Shawmut has completed Southern Connecticut State University’s new School of Business building, the first state-built net-zero energy building in Connecticut in terms of its carbon footprint.

Located on the corner of Wintergreen and Farnham Avenues, the four-story, 60,000 square-foot building, designed by Sasaki in collaboration with Oak Park Architects, will provide a launching pad for expanding the school’s offerings and developing new partnerships with the business community.
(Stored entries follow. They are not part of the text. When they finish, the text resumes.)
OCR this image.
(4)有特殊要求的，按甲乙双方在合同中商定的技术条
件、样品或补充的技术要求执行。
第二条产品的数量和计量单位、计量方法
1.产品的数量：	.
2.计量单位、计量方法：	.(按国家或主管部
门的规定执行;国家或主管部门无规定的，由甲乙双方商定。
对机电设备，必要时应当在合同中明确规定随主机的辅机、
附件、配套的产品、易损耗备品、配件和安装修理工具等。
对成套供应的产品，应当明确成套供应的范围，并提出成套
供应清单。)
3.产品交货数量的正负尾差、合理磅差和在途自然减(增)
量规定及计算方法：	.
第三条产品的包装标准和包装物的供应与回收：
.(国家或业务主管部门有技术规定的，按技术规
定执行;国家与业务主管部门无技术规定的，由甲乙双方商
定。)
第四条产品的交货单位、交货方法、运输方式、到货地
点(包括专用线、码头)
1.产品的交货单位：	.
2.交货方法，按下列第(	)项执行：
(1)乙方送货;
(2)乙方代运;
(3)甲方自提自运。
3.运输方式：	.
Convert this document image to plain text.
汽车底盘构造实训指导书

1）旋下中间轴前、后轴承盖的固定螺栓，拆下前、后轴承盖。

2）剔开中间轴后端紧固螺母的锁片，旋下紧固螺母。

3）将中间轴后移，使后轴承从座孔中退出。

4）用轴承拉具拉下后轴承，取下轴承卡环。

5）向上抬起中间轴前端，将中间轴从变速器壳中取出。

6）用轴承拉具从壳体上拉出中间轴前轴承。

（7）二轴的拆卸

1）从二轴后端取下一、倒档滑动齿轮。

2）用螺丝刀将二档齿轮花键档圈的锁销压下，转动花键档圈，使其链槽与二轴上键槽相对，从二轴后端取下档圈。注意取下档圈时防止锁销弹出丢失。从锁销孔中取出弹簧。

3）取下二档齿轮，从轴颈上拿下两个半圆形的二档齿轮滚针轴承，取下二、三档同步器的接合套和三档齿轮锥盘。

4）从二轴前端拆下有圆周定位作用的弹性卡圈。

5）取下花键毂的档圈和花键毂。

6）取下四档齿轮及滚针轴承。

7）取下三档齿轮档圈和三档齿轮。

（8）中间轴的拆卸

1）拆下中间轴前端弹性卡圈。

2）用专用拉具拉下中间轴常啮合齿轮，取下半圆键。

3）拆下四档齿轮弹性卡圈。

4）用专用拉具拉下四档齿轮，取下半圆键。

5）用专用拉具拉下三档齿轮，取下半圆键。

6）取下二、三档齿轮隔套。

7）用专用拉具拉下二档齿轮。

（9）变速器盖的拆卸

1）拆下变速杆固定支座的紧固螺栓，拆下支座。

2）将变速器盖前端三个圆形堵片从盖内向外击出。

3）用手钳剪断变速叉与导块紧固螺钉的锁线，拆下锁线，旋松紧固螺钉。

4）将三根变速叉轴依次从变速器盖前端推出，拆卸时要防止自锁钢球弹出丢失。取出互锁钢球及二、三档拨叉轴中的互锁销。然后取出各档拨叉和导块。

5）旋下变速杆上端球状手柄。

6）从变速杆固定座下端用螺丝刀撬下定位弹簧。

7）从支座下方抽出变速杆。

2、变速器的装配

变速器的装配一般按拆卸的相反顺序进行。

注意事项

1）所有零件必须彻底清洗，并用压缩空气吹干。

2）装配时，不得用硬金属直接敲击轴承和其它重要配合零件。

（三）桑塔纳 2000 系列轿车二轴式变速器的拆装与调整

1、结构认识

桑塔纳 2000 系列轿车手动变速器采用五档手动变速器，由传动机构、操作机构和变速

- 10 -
With solar panels generating 90% of the building’s needs, supplemented by a below-ground geothermal field, the net-zero building will produce enough renewable energy to meet its own annual energy consumption requirements.

“Southern Connecticut State University’s new School of Business building represents a shared investment in education, innovation, and environmental stewardship,” said Ron Simoneau, executive vice president of education at Shawmut. “Beyond paving the way for a more sustainable future, this building serves as a dynamic hub for educating the leaders of tomorrow, positioning the university at the forefront of academic and environmental leadership.”

Inside, the building features nine general classrooms, as well as several specialized classrooms and lecture halls, including a 1,500 square-foot community room with seating for 100 people; 1,200 square-foot classroom and administrative suite designated for the MBA program; 1,200 square-foot space designed for financial market and data analytics; 100-seat, multi-purpose auditorium with tiered seating; 60-student case study classrooms with tiered seating; behavioral lab area with an observation room; 30-student learning labs; and two exterior plazas for students and community events.

“Our new School of Business building serves as an edifice of learning, scholarship, and innovation,” said Southern Connecticut State University School of Business Dean Jess Boronico. “We nurture leaders for the future and embrace the wealth of collaborative learning spaces in the building that will facilitate and encourage this initiative.”

In keeping with the state’s commitment to sustainability, the new building includes 52 geothermal wells that provide heating and cooling. The building is 100 percent electric and does not include any equipment that utilizes petroleum-based fuels. Offsetting the electrical loads is a dedicated solar field generating 635 kW of energy. During construction, 2,504 tons of waste was diverted from landfills.